We could know more about how Utpaladeva wished to negotiate the differences between his Buddhist-influenced presentation of the Pratyabhijñā and that of his teacher’s if only we had access to the ŚDVṛ after the middle of the fourth chapter, because Somānanda himself deals with a number of key concepts and technical terms of the Buddhist epistemologists in the fourth, fifth, and sixth chapters of the ŚD. In particular, Somānanda makes mention of (and offers critiques of) the Buddhists’ conceptions of the svalakṣaṇas (ŚD 4.81a), apoha (ŚD 4.76c), svārthānumāna (ŚD 5.55a), parānumāna (ŚD 5.61c), sādṛśya (ŚD 4.86a), and of arthakriyā (ŚD 4.21a, 6.59a) in these chapters, which are largely devoted to the treatment of opposing, mainstream philosophical schools, as already noted.89 Sadly, however, such an analysis will of necessity remain incomplete in the absence of the discovery of the remainder of the commentary. Regardless, the thoroughgoing treatment of the similarities and divergences between Somānanda’s and Utpaladeva’s criticism of Dharmakīrti and the Buddhist epistemologists, while it remains a major desideratum, lies beyond the scope of the present volume and will be included only in the sequel to the present volume, wherein the remainder of the ŚD will be edited and translated. The most that can be said at present is that the ŚDVṛ clearly avoids mention of any differences between Utpaladeva’s treatment of the Buddhists and Somānanda’s, although the commentary often adopts Buddhist terminology in the course of explaining Somānanda’s masterwork.

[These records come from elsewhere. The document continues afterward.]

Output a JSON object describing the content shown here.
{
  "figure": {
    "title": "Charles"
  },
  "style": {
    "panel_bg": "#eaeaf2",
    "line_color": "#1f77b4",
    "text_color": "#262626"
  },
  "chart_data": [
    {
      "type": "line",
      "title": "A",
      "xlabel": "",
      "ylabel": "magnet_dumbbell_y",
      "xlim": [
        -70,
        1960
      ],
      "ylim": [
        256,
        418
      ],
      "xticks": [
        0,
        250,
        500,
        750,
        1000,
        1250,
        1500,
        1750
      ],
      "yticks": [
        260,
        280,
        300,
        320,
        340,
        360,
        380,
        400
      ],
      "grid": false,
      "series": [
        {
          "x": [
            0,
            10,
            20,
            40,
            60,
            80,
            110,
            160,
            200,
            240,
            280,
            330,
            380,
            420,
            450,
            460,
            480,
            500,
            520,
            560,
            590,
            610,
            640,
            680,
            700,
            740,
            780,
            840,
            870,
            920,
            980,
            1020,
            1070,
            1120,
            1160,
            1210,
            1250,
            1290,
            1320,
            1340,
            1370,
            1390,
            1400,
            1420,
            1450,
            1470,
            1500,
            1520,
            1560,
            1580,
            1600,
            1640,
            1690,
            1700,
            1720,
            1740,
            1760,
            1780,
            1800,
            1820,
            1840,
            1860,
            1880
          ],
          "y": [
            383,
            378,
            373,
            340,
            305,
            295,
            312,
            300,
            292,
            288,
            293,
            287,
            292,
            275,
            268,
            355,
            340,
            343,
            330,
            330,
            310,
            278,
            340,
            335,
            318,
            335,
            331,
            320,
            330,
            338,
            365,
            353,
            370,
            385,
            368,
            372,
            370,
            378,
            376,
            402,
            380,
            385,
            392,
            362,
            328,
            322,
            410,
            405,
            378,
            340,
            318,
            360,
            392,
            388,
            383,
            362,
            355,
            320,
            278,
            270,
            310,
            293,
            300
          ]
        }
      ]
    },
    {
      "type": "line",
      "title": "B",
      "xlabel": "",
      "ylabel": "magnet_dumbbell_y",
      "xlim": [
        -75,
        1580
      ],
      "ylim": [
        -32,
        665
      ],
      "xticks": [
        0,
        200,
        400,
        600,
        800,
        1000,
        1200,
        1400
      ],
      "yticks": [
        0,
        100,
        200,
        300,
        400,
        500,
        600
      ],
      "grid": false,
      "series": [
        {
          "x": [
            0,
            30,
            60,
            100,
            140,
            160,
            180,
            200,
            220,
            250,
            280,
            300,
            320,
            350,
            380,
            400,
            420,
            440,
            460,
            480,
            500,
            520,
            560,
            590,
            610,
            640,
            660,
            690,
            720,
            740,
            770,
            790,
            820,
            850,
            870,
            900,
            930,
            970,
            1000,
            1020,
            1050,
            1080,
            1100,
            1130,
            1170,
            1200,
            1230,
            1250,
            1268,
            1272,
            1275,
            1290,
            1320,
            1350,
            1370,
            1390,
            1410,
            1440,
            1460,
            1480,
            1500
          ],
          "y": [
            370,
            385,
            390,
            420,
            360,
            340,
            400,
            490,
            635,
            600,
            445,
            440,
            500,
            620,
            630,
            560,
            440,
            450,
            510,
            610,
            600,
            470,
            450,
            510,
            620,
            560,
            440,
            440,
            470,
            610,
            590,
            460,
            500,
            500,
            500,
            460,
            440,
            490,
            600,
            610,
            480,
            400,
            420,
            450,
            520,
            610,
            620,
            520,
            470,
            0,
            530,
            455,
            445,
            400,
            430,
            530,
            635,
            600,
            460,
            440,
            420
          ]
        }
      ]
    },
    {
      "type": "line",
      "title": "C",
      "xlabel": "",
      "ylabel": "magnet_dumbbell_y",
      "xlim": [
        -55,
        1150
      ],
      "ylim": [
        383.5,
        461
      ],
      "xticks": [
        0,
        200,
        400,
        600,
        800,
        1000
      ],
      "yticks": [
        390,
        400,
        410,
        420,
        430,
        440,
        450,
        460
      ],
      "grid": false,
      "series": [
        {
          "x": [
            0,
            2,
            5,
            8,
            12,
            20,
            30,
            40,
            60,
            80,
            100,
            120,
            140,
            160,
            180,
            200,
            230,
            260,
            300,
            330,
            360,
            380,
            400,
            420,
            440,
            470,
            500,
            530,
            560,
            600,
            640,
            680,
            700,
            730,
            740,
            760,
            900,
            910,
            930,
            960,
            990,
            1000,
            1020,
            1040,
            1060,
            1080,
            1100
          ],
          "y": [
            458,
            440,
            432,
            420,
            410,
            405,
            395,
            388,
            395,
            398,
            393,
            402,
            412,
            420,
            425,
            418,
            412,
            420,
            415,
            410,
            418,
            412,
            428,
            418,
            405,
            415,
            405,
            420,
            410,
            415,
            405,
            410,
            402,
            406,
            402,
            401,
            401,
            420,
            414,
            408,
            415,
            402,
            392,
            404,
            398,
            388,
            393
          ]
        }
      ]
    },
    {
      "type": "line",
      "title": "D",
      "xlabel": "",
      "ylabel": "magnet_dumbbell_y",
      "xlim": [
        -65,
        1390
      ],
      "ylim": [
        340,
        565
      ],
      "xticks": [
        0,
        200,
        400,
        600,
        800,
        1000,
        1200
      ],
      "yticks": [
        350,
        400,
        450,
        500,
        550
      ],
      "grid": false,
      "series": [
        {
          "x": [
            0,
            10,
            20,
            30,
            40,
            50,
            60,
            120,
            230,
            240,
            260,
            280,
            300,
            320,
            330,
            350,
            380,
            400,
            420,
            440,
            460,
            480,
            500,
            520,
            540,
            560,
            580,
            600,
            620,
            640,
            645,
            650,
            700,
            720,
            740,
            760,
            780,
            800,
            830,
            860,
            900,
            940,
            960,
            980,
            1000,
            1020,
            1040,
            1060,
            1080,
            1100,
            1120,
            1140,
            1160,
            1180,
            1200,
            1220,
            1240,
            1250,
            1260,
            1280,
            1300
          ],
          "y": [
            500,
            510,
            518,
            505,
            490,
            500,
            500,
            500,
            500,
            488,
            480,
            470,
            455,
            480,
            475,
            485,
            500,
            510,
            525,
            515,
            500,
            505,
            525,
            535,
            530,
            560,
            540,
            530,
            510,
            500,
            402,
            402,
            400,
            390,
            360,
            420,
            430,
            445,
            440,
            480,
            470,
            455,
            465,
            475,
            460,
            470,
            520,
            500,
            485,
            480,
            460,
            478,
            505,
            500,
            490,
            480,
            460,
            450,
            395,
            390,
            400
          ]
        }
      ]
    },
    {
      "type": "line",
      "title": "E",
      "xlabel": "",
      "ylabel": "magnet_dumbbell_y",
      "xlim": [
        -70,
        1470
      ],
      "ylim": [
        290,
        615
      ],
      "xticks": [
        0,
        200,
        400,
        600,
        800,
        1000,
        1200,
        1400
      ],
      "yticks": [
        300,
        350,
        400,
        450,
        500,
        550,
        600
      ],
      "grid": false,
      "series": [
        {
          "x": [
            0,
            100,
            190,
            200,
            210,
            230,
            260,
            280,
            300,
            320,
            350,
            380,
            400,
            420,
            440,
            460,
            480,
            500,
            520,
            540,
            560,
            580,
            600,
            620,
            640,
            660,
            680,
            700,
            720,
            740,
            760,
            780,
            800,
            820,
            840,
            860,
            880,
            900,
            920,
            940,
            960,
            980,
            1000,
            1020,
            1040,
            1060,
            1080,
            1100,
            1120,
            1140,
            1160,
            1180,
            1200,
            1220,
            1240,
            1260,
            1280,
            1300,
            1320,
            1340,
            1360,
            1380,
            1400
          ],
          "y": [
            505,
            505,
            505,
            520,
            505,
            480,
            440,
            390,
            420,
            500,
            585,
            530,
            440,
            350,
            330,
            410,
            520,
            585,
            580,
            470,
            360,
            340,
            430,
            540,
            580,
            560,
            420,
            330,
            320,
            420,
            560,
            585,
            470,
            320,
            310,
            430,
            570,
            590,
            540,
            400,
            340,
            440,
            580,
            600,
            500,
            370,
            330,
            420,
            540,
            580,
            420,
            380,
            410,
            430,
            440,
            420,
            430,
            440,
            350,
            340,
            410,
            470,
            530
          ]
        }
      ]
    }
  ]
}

Finally, we turn to the question of the philosophical systematicity of Utpaladeva’s writings. If the Vṛtti does not attempt to emend the formulation of the Pratyabhijñā as it is found in the ŚD, then a question arises as to how Utpaladeva negotiates the real differences between his kārikās and the ŚD in his ŚDVṛ. This is an important question, because, as we have already

87See Torella 1992 for a concise but thorough treatment of the influence of the Buddhist epistemologists on the Pratyabhijñā of the ĪPK, ĪPVṛ, ĪPV, and ĪPVV.

88See Torella 1992: 329; cf. Torella 1994: 89–90, fn. 3.

89The presence in the ŚD of the first four of the terms here listed was noted by Torella 1994: xxii, fn. 28. We noted the rather more philosophical concerns of chapters 4–6 of the ŚD in section 2 (“About This Book”), above.